Alliance for Renewable Energy

Friday, July 18, 2014

Re-election of Liberal Government means stability for Ontario FIT Programs

On June 12, Ontarians re-elected the Liberal Party government led by new premier Kathleen Wynne – this time with a full majority (more seats than all other parties combined). This means that the provinces two current Feed-in Tariff Programs – MicroFIT for small projects 10 kW and under and FIT for projects up to 500 kW – will be run for another four years, bringing much needed stability particularly to the solar PV energy market.
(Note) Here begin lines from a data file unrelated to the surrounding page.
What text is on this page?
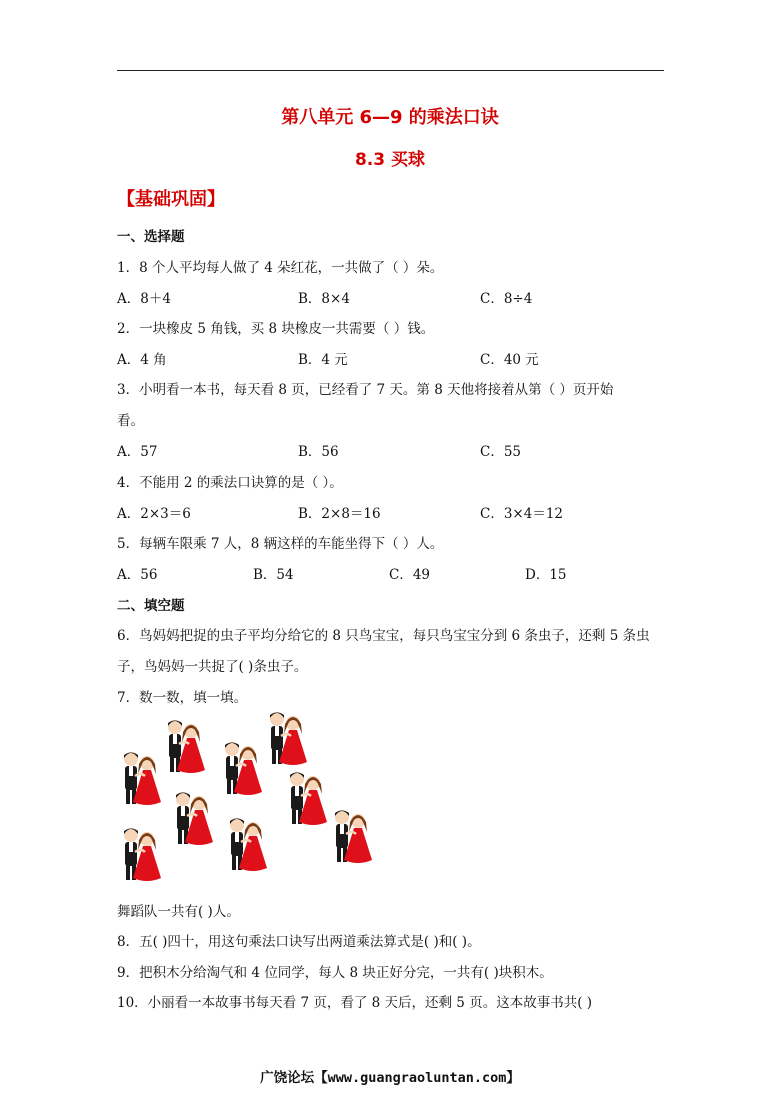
第八单元 6—9 的乘法口诀
8.3 买球
【基础巩固】
一、选择题
1．8 个人平均每人做了 4 朵红花，一共做了（ ）朵。
A．8＋4	B．8×4	C．8÷4
2．一块橡皮 5 角钱，买 8 块橡皮一共需要（ ）钱。
A．4 角	B．4 元	C．40 元
3．小明看一本书，每天看 8 页，已经看了 7 天。第 8 天他将接着从第（ ）页开始
看。
A．57	B．56	C．55
4．不能用 2 的乘法口诀算的是（ ）。
A．2×3＝6	B．2×8＝16	C．3×4＝12
5．每辆车限乘 7 人，8 辆这样的车能坐得下（ ）人。
A．56	B．54	C．49	D．15
二、填空题
6．鸟妈妈把捉的虫子平均分给它的 8 只鸟宝宝，每只鸟宝宝分到 6 条虫子，还剩 5 条虫
子，鸟妈妈一共捉了( )条虫子。
7．数一数，填一填。
舞蹈队一共有( )人。
8．五( )四十，用这句乘法口诀写出两道乘法算式是( )和( )。
9．把积木分给淘气和 4 位同学，每人 8 块正好分完，一共有( )块积木。
10．小丽看一本故事书每天看 7 页，看了 8 天后，还剩 5 页。这本故事书共( )
广饶论坛【www.guangraoluntan.com】
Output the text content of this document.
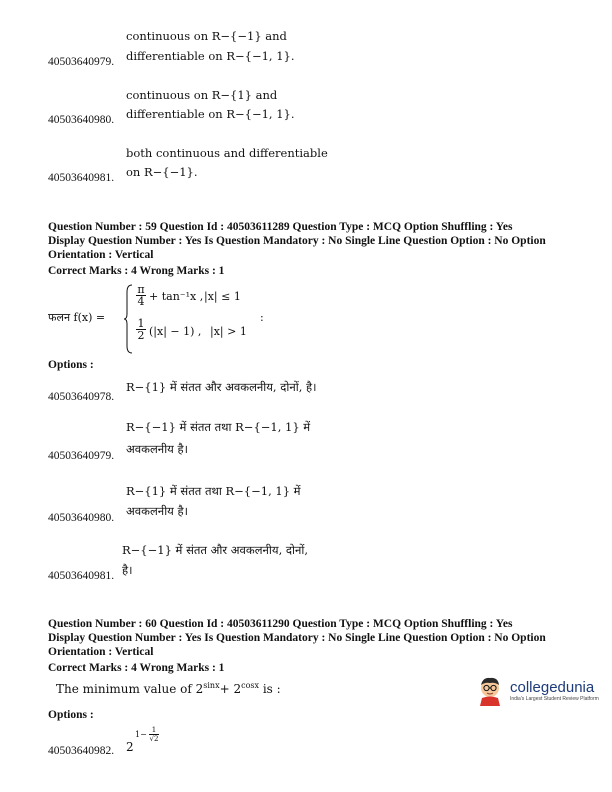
continuous on R−{−1} and
40503640979. differentiable on R−{−1, 1}.
continuous on R−{1} and
40503640980. differentiable on R−{−1, 1}.
both continuous and differentiable
40503640981. on R−{−1}.
Question Number : 59 Question Id : 40503611289 Question Type : MCQ Option Shuffling : Yes
Display Question Number : Yes Is Question Mandatory : No Single Line Question Option : No Option
Orientation : Vertical
Correct Marks : 4 Wrong Marks : 1
फलन f(x) =
$\frac{\pi}{4} + \tan^{-1}x$ , |x| ≤ 1
:
$\frac{1}{2} (|x| - 1)$ , |x| > 1
Options :
R−{1} में संतत और अवकलनीय, दोनों, है।
40503640978.
R−{−1} में संतत तथा R−{−1, 1} में
40503640979. अवकलनीय है।
R−{1} में संतत तथा R−{−1, 1} में
40503640980. अवकलनीय है।
R−{−1} में संतत और अवकलनीय, दोनों,
40503640981. है।
Question Number : 60 Question Id : 40503611290 Question Type : MCQ Option Shuffling : Yes
Display Question Number : Yes Is Question Mandatory : No Single Line Question Option : No Option
Orientation : Vertical
Correct Marks : 4 Wrong Marks : 1
The minimum value of $2^{sinx}+ 2^{cosx}$ is :
Options :
40503640982. 2
$1- \frac{1}{√2}$
collegedunia
India's Largest Student Review Platform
Under its Long Term Energy Plan (LTEP) released in December 2013, the government has committed to procure 900 MW of new renewable power through the FIT programs by 2018. Procurement under the FIT program will be 150 MW per year and 50 MW per year for MicroFIT. Announcement of the 2014 FIT contract offers is expected before the end of July. As in the previous years, community owned projects will be given priority.

In addition to the FIT programs, the government has committed to procure 280 MW of larger solar, wind, bioenergy, and hydro projects through competitive bidding processes.  Finally, there is a pledge to consider raising the current targets for renewable energy beyond the 12 GW set in the LTEP, although this would depend on a decision not to re-furbish some of the Provinces aging nuclear capacity. The estimated cost of these re-furbishments is increasing and there is mounting pressure to increase renewable targets and purchase hydro power from Quebec instead.

In the three years since the FIT Programs started under the 2009 Green Energy Act, Ontario has attracted more than $27 billion in private sector investment in close to 10,000 MW of renewable power and 30 clean energy companies. This investment has resulted in more than 20,000 jobs. The programs have driven down costs significantly as can be seen by comparing current the 2014 FIT 3.0 tariffs for solar PV with those in the first round.

Solar Rooftop PV System FIT 1.0Cents/kWh FIT 2.xCents/kWh FIT 3.0Cents/kWh
MicroFIT systems < 10 kW roof 80.2 54.9 39.6
FIT systems 10-100 kW 54.8 34.5
FIT systems 10-250 kW 71.3
FIT systems 100-500 kW 53.9 32.9
FIT systems 250-500 kW 63.5

While the current FIT programs are a far cry from the long term comprehensive feed-in tariff procurement process promised in 2010, Ontarians can breath a sigh of relief and look forward to steady increase in renewable power capacity in the coming years.

Monday, June 3, 2013

Status of FIT Legislation in Each Province

Ontario and Nova Scotia are the only Provinces that have FIT legislation and an operating FIT program. British Columbia recently held a consultation on feed-in tariffs but no legislation or program is planned. New Brunswick has a special tariff for renewable power projects but it is not a true feed-in tariff as it is not based on providing a reasonable rate of return for investors. Several other provinces have net metering legislation.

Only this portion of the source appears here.